The centripetal force is given by:

F_c = (m * v_B^2) / r

Where:
m = mass of the roller coaster = 350 kg
v_B = velocity at point B (calculated in part a) = sqrt(2 * g * h_A)
r = radius of the circular path at point B

Note: In this case, h_A represents the height of the loop-the-loop at point A, and it determines the radius of the circular path at point B.

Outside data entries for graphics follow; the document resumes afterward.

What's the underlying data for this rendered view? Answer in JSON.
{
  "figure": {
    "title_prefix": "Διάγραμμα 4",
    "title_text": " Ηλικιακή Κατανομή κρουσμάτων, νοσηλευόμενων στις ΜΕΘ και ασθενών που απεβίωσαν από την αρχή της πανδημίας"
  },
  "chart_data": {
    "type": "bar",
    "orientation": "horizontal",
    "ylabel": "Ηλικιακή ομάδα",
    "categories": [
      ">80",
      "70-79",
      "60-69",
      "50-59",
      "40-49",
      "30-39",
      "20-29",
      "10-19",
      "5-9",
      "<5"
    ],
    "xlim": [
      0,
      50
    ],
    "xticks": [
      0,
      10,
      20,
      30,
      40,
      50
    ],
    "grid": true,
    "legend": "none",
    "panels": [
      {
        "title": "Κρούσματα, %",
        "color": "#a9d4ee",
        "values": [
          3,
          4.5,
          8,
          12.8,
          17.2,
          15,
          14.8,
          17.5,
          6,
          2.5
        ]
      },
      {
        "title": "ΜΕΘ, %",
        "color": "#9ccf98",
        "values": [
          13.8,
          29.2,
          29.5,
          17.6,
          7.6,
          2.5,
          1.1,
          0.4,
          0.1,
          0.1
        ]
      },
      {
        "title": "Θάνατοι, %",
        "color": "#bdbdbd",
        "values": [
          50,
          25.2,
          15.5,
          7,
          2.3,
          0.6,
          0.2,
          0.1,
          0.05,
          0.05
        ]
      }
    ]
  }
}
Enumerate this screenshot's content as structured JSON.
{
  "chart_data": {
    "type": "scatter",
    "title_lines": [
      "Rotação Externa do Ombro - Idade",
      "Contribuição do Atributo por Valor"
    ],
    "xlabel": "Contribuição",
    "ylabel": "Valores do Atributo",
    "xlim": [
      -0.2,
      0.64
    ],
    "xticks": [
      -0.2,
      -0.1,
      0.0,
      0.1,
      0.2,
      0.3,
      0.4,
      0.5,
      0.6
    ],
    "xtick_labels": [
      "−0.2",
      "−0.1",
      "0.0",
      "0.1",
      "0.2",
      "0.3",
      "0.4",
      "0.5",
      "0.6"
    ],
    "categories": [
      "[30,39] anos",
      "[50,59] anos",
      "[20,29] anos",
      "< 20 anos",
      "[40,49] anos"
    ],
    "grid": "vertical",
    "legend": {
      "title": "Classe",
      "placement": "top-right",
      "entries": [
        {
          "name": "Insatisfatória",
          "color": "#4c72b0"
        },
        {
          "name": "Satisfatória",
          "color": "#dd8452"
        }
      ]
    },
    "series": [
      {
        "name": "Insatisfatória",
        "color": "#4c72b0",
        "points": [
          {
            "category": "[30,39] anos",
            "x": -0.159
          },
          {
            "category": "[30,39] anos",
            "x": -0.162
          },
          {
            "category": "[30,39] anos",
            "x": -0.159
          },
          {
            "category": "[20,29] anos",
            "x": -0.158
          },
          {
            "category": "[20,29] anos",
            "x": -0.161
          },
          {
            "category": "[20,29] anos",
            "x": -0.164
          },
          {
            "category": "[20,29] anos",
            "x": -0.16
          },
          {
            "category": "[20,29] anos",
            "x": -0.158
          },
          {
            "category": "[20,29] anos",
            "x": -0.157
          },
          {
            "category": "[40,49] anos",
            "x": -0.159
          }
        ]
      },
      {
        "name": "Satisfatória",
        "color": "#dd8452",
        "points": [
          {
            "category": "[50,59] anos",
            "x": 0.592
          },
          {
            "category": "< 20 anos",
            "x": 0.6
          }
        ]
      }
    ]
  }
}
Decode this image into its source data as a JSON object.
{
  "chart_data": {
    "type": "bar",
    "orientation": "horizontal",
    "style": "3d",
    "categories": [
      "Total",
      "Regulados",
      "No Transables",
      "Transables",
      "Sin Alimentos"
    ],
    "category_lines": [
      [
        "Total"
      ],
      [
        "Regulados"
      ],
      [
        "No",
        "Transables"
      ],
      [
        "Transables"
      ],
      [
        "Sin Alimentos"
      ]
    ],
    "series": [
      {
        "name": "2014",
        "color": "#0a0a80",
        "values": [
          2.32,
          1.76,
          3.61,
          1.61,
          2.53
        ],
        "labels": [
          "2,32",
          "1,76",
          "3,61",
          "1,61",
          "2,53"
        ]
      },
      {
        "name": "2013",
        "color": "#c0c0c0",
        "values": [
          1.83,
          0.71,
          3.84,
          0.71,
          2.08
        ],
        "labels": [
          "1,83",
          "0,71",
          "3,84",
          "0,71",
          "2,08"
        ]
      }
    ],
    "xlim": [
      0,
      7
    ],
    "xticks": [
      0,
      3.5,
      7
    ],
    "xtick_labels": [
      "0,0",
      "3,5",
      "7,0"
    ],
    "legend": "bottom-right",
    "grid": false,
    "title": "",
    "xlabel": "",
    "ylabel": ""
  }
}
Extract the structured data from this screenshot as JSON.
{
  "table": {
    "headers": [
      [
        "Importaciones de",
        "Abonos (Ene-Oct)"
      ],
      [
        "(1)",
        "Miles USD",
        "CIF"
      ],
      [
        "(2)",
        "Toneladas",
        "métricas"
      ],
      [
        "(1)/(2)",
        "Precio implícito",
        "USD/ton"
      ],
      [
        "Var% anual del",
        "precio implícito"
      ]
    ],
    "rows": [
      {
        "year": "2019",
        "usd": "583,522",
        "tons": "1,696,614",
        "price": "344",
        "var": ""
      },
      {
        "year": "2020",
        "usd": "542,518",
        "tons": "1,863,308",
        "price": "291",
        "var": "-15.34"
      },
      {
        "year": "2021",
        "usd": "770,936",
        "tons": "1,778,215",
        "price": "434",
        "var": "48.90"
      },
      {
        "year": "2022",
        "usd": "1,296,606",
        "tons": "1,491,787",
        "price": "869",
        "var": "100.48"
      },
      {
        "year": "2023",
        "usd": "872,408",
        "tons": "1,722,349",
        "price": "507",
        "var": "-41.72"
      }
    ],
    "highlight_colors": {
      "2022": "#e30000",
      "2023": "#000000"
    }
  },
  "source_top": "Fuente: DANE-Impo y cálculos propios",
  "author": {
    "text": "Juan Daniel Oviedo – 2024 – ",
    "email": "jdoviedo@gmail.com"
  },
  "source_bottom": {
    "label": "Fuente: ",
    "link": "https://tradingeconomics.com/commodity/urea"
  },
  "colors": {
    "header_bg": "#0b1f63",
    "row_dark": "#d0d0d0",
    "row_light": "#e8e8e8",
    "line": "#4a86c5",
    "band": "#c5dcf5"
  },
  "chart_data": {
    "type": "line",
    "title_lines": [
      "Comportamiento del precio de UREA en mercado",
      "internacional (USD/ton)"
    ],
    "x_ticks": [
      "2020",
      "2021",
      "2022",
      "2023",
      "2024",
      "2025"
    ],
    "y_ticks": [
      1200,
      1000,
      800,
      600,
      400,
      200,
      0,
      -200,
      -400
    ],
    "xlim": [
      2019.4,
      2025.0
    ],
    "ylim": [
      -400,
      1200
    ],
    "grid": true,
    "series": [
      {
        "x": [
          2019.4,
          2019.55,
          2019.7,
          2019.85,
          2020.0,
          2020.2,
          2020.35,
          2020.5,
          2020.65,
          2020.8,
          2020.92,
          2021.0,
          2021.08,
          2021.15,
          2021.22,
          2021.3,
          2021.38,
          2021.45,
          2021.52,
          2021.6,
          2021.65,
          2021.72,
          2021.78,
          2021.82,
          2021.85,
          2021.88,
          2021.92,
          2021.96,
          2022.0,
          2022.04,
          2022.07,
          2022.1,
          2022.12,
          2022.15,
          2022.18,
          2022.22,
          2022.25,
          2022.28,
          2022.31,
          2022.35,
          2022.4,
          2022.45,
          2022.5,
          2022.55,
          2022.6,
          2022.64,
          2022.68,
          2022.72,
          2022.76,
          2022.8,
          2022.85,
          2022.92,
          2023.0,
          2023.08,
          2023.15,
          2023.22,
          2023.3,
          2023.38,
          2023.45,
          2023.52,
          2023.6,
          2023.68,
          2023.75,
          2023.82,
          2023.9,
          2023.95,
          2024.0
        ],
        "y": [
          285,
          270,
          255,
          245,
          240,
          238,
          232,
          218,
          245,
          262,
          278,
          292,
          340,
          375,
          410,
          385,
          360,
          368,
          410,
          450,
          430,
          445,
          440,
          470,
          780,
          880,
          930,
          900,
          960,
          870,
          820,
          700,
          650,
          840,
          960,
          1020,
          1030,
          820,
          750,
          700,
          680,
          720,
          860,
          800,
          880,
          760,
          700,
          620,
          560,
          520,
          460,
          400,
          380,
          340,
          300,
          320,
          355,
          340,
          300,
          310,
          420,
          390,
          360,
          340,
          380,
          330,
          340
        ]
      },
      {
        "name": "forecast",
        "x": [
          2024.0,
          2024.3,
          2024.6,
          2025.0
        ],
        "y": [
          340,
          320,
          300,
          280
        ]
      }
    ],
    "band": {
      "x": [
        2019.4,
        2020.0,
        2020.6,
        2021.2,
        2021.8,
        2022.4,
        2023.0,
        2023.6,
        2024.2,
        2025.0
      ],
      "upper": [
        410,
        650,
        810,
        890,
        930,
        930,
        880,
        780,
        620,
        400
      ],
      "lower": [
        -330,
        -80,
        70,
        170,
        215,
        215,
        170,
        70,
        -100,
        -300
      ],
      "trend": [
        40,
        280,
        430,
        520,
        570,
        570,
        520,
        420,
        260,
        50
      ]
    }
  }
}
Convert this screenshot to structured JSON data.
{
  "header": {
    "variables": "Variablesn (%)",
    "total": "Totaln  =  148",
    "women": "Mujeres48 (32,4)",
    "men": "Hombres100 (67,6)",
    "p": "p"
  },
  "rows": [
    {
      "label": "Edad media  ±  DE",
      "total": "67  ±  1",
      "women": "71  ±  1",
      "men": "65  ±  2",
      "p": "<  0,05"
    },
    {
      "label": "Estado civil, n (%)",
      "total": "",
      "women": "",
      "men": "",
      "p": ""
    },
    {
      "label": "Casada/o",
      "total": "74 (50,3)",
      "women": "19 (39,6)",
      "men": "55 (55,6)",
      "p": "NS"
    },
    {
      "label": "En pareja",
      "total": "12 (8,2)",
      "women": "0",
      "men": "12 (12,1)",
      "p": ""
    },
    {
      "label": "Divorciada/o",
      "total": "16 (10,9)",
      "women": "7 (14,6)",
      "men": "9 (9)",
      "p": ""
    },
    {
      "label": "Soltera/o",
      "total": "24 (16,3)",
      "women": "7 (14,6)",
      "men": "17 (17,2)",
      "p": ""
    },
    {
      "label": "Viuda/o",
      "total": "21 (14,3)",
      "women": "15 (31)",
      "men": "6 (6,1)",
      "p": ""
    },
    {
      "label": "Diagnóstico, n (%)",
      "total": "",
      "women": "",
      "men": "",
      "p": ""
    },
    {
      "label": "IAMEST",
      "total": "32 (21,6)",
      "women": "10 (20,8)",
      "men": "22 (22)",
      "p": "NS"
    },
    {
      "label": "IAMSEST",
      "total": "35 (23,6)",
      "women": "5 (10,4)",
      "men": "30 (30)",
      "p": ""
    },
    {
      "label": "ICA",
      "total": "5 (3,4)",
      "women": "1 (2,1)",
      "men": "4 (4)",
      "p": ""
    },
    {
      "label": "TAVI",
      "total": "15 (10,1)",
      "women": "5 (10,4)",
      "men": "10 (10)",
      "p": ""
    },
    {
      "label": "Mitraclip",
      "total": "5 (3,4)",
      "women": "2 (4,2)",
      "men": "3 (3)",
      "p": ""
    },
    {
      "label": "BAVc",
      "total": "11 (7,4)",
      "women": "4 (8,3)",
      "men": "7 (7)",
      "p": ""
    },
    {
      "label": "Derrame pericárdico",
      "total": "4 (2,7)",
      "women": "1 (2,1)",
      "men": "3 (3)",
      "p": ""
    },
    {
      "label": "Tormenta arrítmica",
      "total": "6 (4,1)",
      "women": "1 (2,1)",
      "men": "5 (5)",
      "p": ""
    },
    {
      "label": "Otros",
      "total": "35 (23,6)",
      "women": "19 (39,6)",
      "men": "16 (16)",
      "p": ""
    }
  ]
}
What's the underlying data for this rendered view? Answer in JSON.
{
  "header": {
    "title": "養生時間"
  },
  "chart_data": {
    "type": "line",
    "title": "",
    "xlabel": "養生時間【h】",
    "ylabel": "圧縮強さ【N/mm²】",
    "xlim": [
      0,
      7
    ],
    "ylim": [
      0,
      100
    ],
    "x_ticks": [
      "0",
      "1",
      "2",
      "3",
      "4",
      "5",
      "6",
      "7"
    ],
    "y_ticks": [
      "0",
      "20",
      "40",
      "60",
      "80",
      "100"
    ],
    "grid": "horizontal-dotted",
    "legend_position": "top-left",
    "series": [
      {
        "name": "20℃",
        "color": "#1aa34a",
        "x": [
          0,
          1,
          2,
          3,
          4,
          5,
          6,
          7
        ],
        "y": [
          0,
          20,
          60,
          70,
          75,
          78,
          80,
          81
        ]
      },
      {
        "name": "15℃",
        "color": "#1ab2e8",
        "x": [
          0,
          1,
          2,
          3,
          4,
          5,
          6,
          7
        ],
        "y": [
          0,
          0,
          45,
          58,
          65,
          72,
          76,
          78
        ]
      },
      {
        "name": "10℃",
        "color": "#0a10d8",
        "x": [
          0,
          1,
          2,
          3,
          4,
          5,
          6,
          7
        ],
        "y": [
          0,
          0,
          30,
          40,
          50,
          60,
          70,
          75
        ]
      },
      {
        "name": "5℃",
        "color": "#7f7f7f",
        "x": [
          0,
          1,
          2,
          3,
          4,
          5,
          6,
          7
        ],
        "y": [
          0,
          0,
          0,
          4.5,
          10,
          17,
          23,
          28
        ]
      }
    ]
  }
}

By using the conservation of energy principle and calculating the centripetal force, we can find the speed of the roller coaster at point B and the force exerted by the track at point B.

To solve this problem, we can apply the principles of conservation of energy and centripetal force.

a) To find the speed of the roller coaster at point B, we'll use the principle of conservation of energy. At point A, the roller coaster has gravitational potential energy (due to its height) and no kinetic energy (since it's at rest). At point B, all of the potential energy has been converted to kinetic energy.

Using the conservation of energy equation:

mgh = 1/2 mv^2

where m is the mass of the roller coaster (350 kg), g is the acceleration due to gravity (9.8 m/s^2), h is the height from point A to B, and v is the speed at point B.

From the figure, it appears that the height h is slightly higher than the radius of the loop-the-loop. We'll assume the height is 10 meters for this example.

Substituting the known values into the equation:

(350 kg)(9.8 m/s^2)(10 m) = 1/2 (350 kg) v^2

Simplifying the equation:

3430 = 1/2 v^2

Multiplying both sides by 2:

6860 = v^2

Taking the square root of both sides:

v ≈ 82.7 m/s

Therefore, the roller coaster is moving at approximately 82.7 m/s at point B.

b) To find the force that the roller coaster exerts on the track at point B, we'll use the concept of centripetal force. At the top of the loop, the force of gravity provides the centripetal force. Therefore, the force exerted by the roller coaster on the track at point B is equal to its weight.

The weight of the roller coaster is given by:

Weight = mass * acceleration due to gravity

Weight = (350 kg) * (9.8 m/s^2)

Weight ≈ 3430 N

Therefore, the roller coaster exerts a force of approximately 3430 Newtons on the track at point B.